Right, I’ve got a lot of sewing from April to get blogged, so prepare yourself for lots of posts this month! First up is one of the most useful garments I’ve ever sewn.
In a Nutshell:
A seriously versatile basic tank with some cute details, that has become my new favourite top!
The Knit Sweetheart Top from Gertie Sews Vintage Casual. I made the sleeveless variation which Gertie models in the book in black too. Such a copycat! My measurements on Gertie’s sizing chart put me at a 6 for bust and hips, and an 8 at the waist. I normally have to go down a size at the waist for most patterns, not up, so this is drafted for some serious curves! I cut a straight size 6 in the end because I don’t mind things being close fitting at the waist, and I figured the fabric was stretchy enough for it to work.
The black cotton spandex knit from Girl Charlee. I love this fabric and must buy it in more colours! Soft, excellent stretch and recovery, decent drape and a medium weight. Absolutely perfect for this pattern.
New skills learnt:
This was the first time I’ve ever sewn this type of knit binding (a wrapped binding), as I normally use a band.

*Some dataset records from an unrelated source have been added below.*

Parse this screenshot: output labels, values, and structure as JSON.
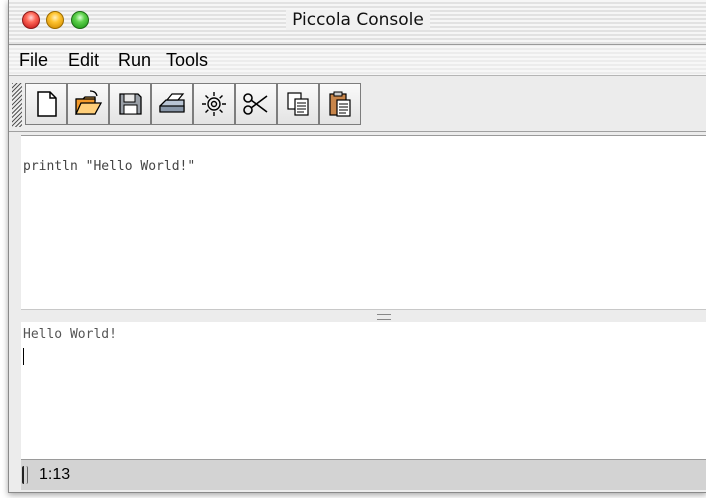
{
  "window": {
    "title": "Piccola Console"
  },
  "menubar": {
    "items": [
      "File",
      "Edit",
      "Run",
      "Tools"
    ]
  },
  "toolbar": {
    "buttons": [
      "new-file-icon",
      "open-folder-icon",
      "save-disk-icon",
      "print-icon",
      "settings-gear-icon",
      "cut-scissors-icon",
      "copy-icon",
      "paste-icon"
    ]
  },
  "editor": {
    "code": "println \"Hello World!\""
  },
  "output": {
    "text": "Hello World!"
  },
  "status": {
    "position": "1:13"
  }
}
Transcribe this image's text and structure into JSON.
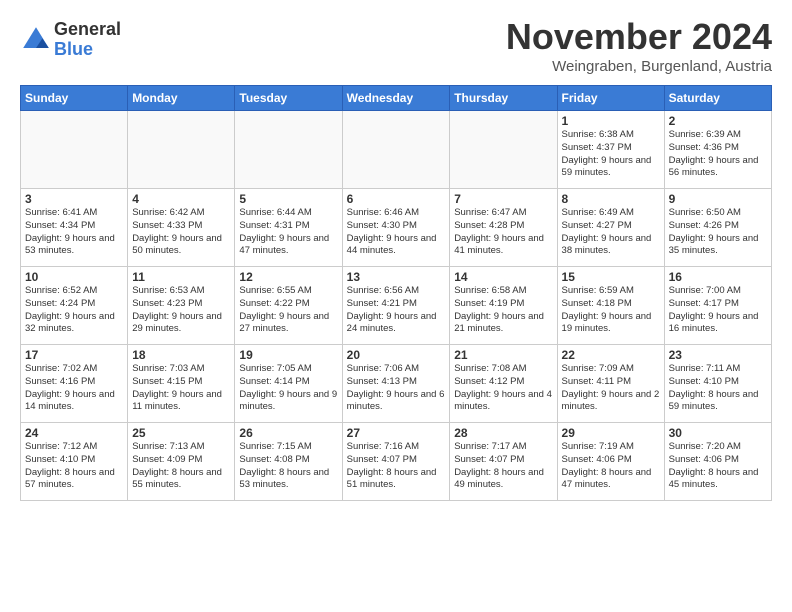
{
  "logo": {
    "general": "General",
    "blue": "Blue"
  },
  "title": "November 2024",
  "location": "Weingraben, Burgenland, Austria",
  "headers": [
    "Sunday",
    "Monday",
    "Tuesday",
    "Wednesday",
    "Thursday",
    "Friday",
    "Saturday"
  ],
  "weeks": [
    [
      {
        "day": "",
        "info": ""
      },
      {
        "day": "",
        "info": ""
      },
      {
        "day": "",
        "info": ""
      },
      {
        "day": "",
        "info": ""
      },
      {
        "day": "",
        "info": ""
      },
      {
        "day": "1",
        "info": "Sunrise: 6:38 AM\nSunset: 4:37 PM\nDaylight: 9 hours and 59 minutes."
      },
      {
        "day": "2",
        "info": "Sunrise: 6:39 AM\nSunset: 4:36 PM\nDaylight: 9 hours and 56 minutes."
      }
    ],
    [
      {
        "day": "3",
        "info": "Sunrise: 6:41 AM\nSunset: 4:34 PM\nDaylight: 9 hours and 53 minutes."
      },
      {
        "day": "4",
        "info": "Sunrise: 6:42 AM\nSunset: 4:33 PM\nDaylight: 9 hours and 50 minutes."
      },
      {
        "day": "5",
        "info": "Sunrise: 6:44 AM\nSunset: 4:31 PM\nDaylight: 9 hours and 47 minutes."
      },
      {
        "day": "6",
        "info": "Sunrise: 6:46 AM\nSunset: 4:30 PM\nDaylight: 9 hours and 44 minutes."
      },
      {
        "day": "7",
        "info": "Sunrise: 6:47 AM\nSunset: 4:28 PM\nDaylight: 9 hours and 41 minutes."
      },
      {
        "day": "8",
        "info": "Sunrise: 6:49 AM\nSunset: 4:27 PM\nDaylight: 9 hours and 38 minutes."
      },
      {
        "day": "9",
        "info": "Sunrise: 6:50 AM\nSunset: 4:26 PM\nDaylight: 9 hours and 35 minutes."
      }
    ],
    [
      {
        "day": "10",
        "info": "Sunrise: 6:52 AM\nSunset: 4:24 PM\nDaylight: 9 hours and 32 minutes."
      },
      {
        "day": "11",
        "info": "Sunrise: 6:53 AM\nSunset: 4:23 PM\nDaylight: 9 hours and 29 minutes."
      },
      {
        "day": "12",
        "info": "Sunrise: 6:55 AM\nSunset: 4:22 PM\nDaylight: 9 hours and 27 minutes."
      },
      {
        "day": "13",
        "info": "Sunrise: 6:56 AM\nSunset: 4:21 PM\nDaylight: 9 hours and 24 minutes."
      },
      {
        "day": "14",
        "info": "Sunrise: 6:58 AM\nSunset: 4:19 PM\nDaylight: 9 hours and 21 minutes."
      },
      {
        "day": "15",
        "info": "Sunrise: 6:59 AM\nSunset: 4:18 PM\nDaylight: 9 hours and 19 minutes."
      },
      {
        "day": "16",
        "info": "Sunrise: 7:00 AM\nSunset: 4:17 PM\nDaylight: 9 hours and 16 minutes."
      }
    ],
    [
      {
        "day": "17",
        "info": "Sunrise: 7:02 AM\nSunset: 4:16 PM\nDaylight: 9 hours and 14 minutes."
      },
      {
        "day": "18",
        "info": "Sunrise: 7:03 AM\nSunset: 4:15 PM\nDaylight: 9 hours and 11 minutes."
      },
      {
        "day": "19",
        "info": "Sunrise: 7:05 AM\nSunset: 4:14 PM\nDaylight: 9 hours and 9 minutes."
      },
      {
        "day": "20",
        "info": "Sunrise: 7:06 AM\nSunset: 4:13 PM\nDaylight: 9 hours and 6 minutes."
      },
      {
        "day": "21",
        "info": "Sunrise: 7:08 AM\nSunset: 4:12 PM\nDaylight: 9 hours and 4 minutes."
      },
      {
        "day": "22",
        "info": "Sunrise: 7:09 AM\nSunset: 4:11 PM\nDaylight: 9 hours and 2 minutes."
      },
      {
        "day": "23",
        "info": "Sunrise: 7:11 AM\nSunset: 4:10 PM\nDaylight: 8 hours and 59 minutes."
      }
    ],
    [
      {
        "day": "24",
        "info": "Sunrise: 7:12 AM\nSunset: 4:10 PM\nDaylight: 8 hours and 57 minutes."
      },
      {
        "day": "25",
        "info": "Sunrise: 7:13 AM\nSunset: 4:09 PM\nDaylight: 8 hours and 55 minutes."
      },
      {
        "day": "26",
        "info": "Sunrise: 7:15 AM\nSunset: 4:08 PM\nDaylight: 8 hours and 53 minutes."
      },
      {
        "day": "27",
        "info": "Sunrise: 7:16 AM\nSunset: 4:07 PM\nDaylight: 8 hours and 51 minutes."
      },
      {
        "day": "28",
        "info": "Sunrise: 7:17 AM\nSunset: 4:07 PM\nDaylight: 8 hours and 49 minutes."
      },
      {
        "day": "29",
        "info": "Sunrise: 7:19 AM\nSunset: 4:06 PM\nDaylight: 8 hours and 47 minutes."
      },
      {
        "day": "30",
        "info": "Sunrise: 7:20 AM\nSunset: 4:06 PM\nDaylight: 8 hours and 45 minutes."
      }
    ]
  ]
}
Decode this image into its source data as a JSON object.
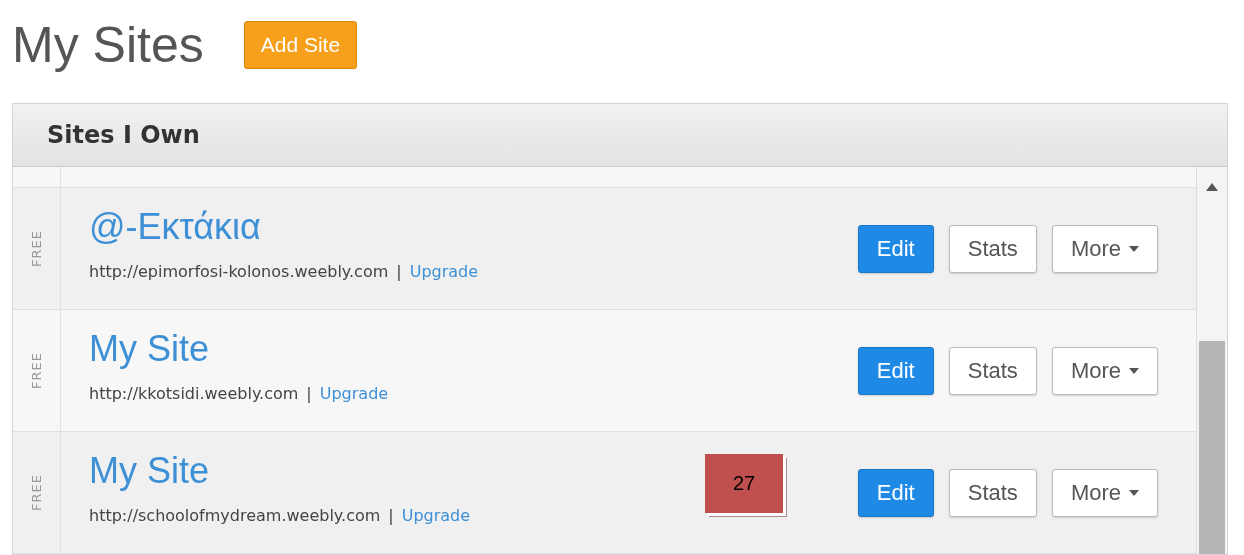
{
  "page_title": "My Sites",
  "add_button": "Add Site",
  "panel": {
    "title": "Sites I Own",
    "sites": [
      {
        "plan": "FREE",
        "name": "@-Εκτάκια",
        "url": "http://epimorfosi-kolonos.weebly.com",
        "separator": "|",
        "upgrade": "Upgrade",
        "buttons": {
          "edit": "Edit",
          "stats": "Stats",
          "more": "More"
        }
      },
      {
        "plan": "FREE",
        "name": "My Site",
        "url": "http://kkotsidi.weebly.com",
        "separator": "|",
        "upgrade": "Upgrade",
        "buttons": {
          "edit": "Edit",
          "stats": "Stats",
          "more": "More"
        }
      },
      {
        "plan": "FREE",
        "name": "My Site",
        "url": "http://schoolofmydream.weebly.com",
        "separator": "|",
        "upgrade": "Upgrade",
        "buttons": {
          "edit": "Edit",
          "stats": "Stats",
          "more": "More"
        }
      }
    ]
  },
  "page_number": "27"
}
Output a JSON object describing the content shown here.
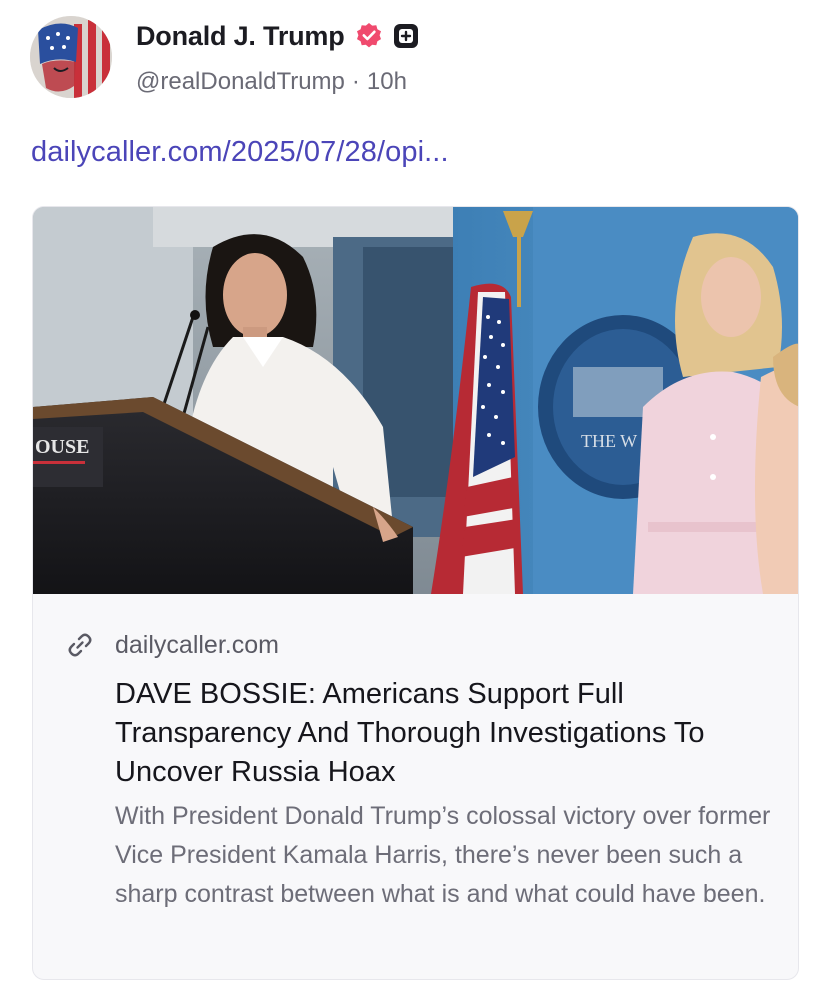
{
  "post": {
    "author": {
      "display_name": "Donald J. Trump",
      "handle": "@realDonaldTrump",
      "separator": "·",
      "time": "10h",
      "verified": true,
      "avatar_icon": "flag-face-avatar",
      "badge_icon": "plus-square-icon"
    },
    "link_text": "dailycaller.com/2025/07/28/opi...",
    "card": {
      "image_icon": "press-briefing-photo",
      "podium_text": "OUSE",
      "seal_text": "THE W",
      "domain": "dailycaller.com",
      "domain_icon": "link-icon",
      "headline": "DAVE BOSSIE: Americans Support Full Transparency And Thorough Investigations To Uncover Russia Hoax",
      "description": "With President Donald Trump’s colossal victory over former Vice President Kamala Harris, there’s never been such a sharp contrast between what is and what could have been."
    }
  },
  "colors": {
    "link": "#4b45b8",
    "verified": "#f04a6e",
    "text_primary": "#1c1c22",
    "text_secondary": "#6a6a75",
    "card_bg": "#f8f8fa"
  }
}
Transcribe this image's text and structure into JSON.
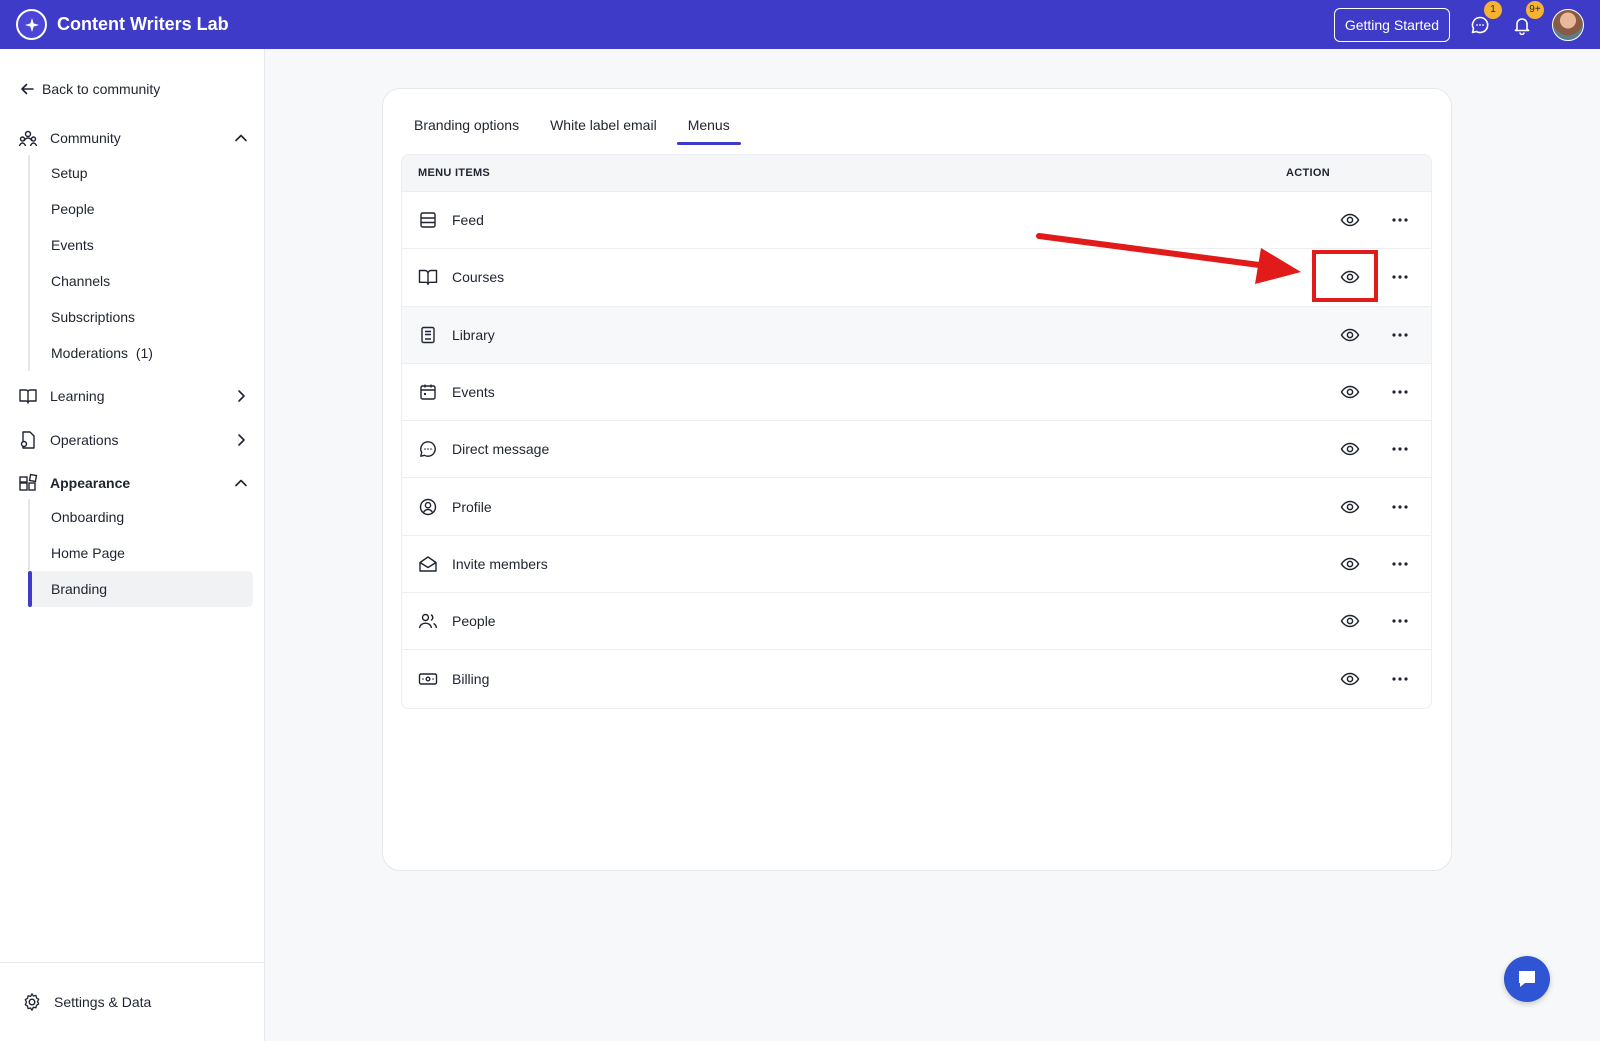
{
  "app": {
    "title": "Content Writers Lab",
    "getting_started": "Getting Started",
    "messages_badge": "1",
    "notifications_badge": "9+"
  },
  "sidebar": {
    "back": "Back to community",
    "community": {
      "label": "Community",
      "items": [
        "Setup",
        "People",
        "Events",
        "Channels",
        "Subscriptions",
        "Moderations  (1)"
      ]
    },
    "learning": "Learning",
    "operations": "Operations",
    "appearance": {
      "label": "Appearance",
      "items": [
        "Onboarding",
        "Home Page",
        "Branding"
      ]
    },
    "settings": "Settings & Data"
  },
  "tabs": [
    "Branding options",
    "White label email",
    "Menus"
  ],
  "table": {
    "col_items": "MENU ITEMS",
    "col_action": "ACTION",
    "rows": [
      {
        "label": "Feed",
        "icon": "feed-icon"
      },
      {
        "label": "Courses",
        "icon": "book-open-icon"
      },
      {
        "label": "Library",
        "icon": "library-icon"
      },
      {
        "label": "Events",
        "icon": "calendar-icon"
      },
      {
        "label": "Direct message",
        "icon": "chat-bubble-icon"
      },
      {
        "label": "Profile",
        "icon": "user-circle-icon"
      },
      {
        "label": "Invite members",
        "icon": "envelope-open-icon"
      },
      {
        "label": "People",
        "icon": "users-icon"
      },
      {
        "label": "Billing",
        "icon": "banknote-icon"
      }
    ]
  },
  "colors": {
    "brand": "#3d3bc8",
    "annotation": "#e11a1a",
    "badge": "#f5b331"
  }
}
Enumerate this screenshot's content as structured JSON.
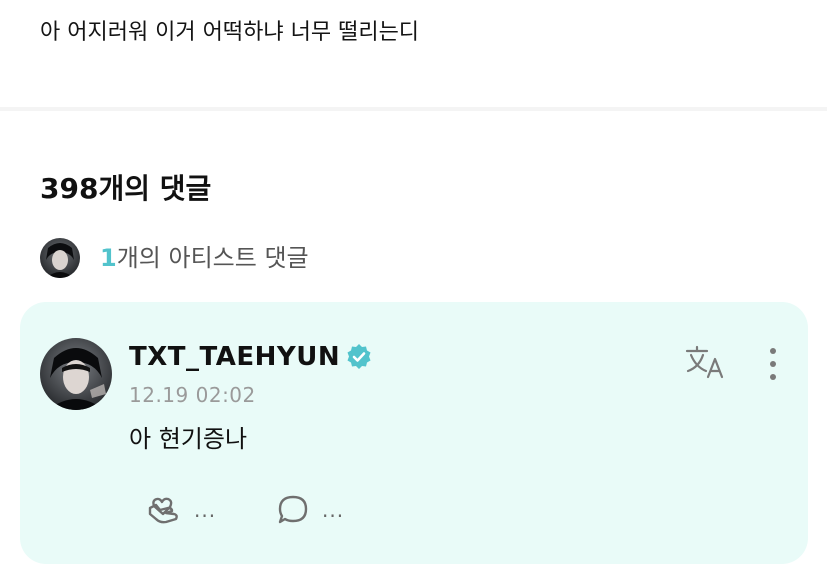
{
  "post": {
    "text": "아 어지러워 이거 어떡하냐 너무 떨리는디"
  },
  "comments_section": {
    "count_title": "398개의 댓글",
    "artist_row": {
      "count": "1",
      "label": "개의 아티스트 댓글"
    }
  },
  "comment": {
    "author": "TXT_TAEHYUN",
    "time": "12.19 02:02",
    "text": "아 현기증나",
    "like_count": "...",
    "reply_count": "..."
  },
  "colors": {
    "card_bg": "#e9fbf8",
    "accent": "#52c3cc",
    "verified": "#52c3cc",
    "icon_gray": "#7a7a7a"
  },
  "icons": {
    "verified": "verified-badge-icon",
    "translate": "translate-icon",
    "more": "more-vertical-icon",
    "like": "heart-hand-icon",
    "reply": "speech-bubble-icon"
  }
}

Gertie’s technique is slightly different to the one detailed in this Colette post, and I might try their method next time to avoid the raw edge inside.
This is the first time I’ve sewn a Gertie pattern, but I was impressed by how easy the instructions were to follow. The book gives the method for the cap sleeve top, then has separate pages showing how you can create different variations. There was something important missing from the tank variation instructions, however. Nowhere did it say to trim off the 1.5cm seam allowance around the armscye. Now, if I’d probably engaged my brain I’d have figured out I should have done this myself, but as it was I made the top up and couldn’t understand why the armholes were so small! The problem was compounded by it asking you to cut the binding 2.5cm shorter than the opening. The finished armholes were extremely snug and bit odd looking. Not uncomfortable exactly, but I could see them becoming so on a hot summer day.
Then I realised my mistake, cursed myself loudly for a couple of minutes, and after wearing it one more time in the hope it might magically ease up and be okay (guess what, it didn’t) I set about hacking off the arm binding (easy as I literally just had to cut that off rather than unpick it) and redoing the binding, this time only cutting it 6mm shorter than the opening. I’m so glad I went to the trouble of doing this as the finished garment not only feels more comfortable, but it looks better too!
Time taken: 1 hour 35 mins initially, plus an extra 30 min to redo the arm holes.
I don’t think I’m exaggerating when I say this is probably the best, most useful garment I’ve ever made. Yes, it’s just a black tank top, but I wear vest tops all summer (and in the winter as an extra underlayer) and in black this will go with most of my skirts and trousers. Also, it gives excellent bra strap coverage (always a winner!) and I love the shape of the straps at the front. The neckline is perfect too: I loves me a sweetheart neckline and the pleats give a bit of added interest at the front. It’s feminine and sexy without being overly fussy or revealing. Here’s some more pics. Apologies for the last two not being in focus. Not sure what went wrong there, but I totally blame Andy!
I think the fit is very nearly perfect too. There’s very little swayback wrinkling going on (I seem to remember Gertie has a swayback, so perhaps she drafts to compensate!) and the generous curve to the hips means the fabric doesn’t ride up there, as RTW knit tops so often do on me. I do think it could perhaps be a little tighter fitting at the waist as you see a few wrinkles–especially when it’s tucked in (see pics below)–but it’s fine for wearing untucked and I don’t often tuck in my tops anyway.
Changes for next time:
I’ll definitely be making this top again and again, with sleeves and without. The only changes I might make are a minor swayback adjustment and to move the centre front pleats a little lower, or space them out slightly more, as I think they’d look better that way. You know, centred between the girls rather than higher up. Hey, I’ve had two children–things are going to droop a little. Oh, and I might try scooping the back neckline a little lower too, to give an alternative summer look.
I also want to use this pattern as a base for drafting other garments, like a maxi dress and a bodysuit. If it fits this well I figure I should make the most of it!
Pattern: £1.75 (The book was £17.49 and features ten patterns, so approx £1.75 each)
Fabric: £7.00 (£9.95 per metre. Used 0.7m)
Total cost: £8.75
Totally bargainous! Looking forward to replacing all my old Next camis with these tops 🙂
Has anyone else made a Gertie pattern? Or have you found your perfect knit tank somewhere else?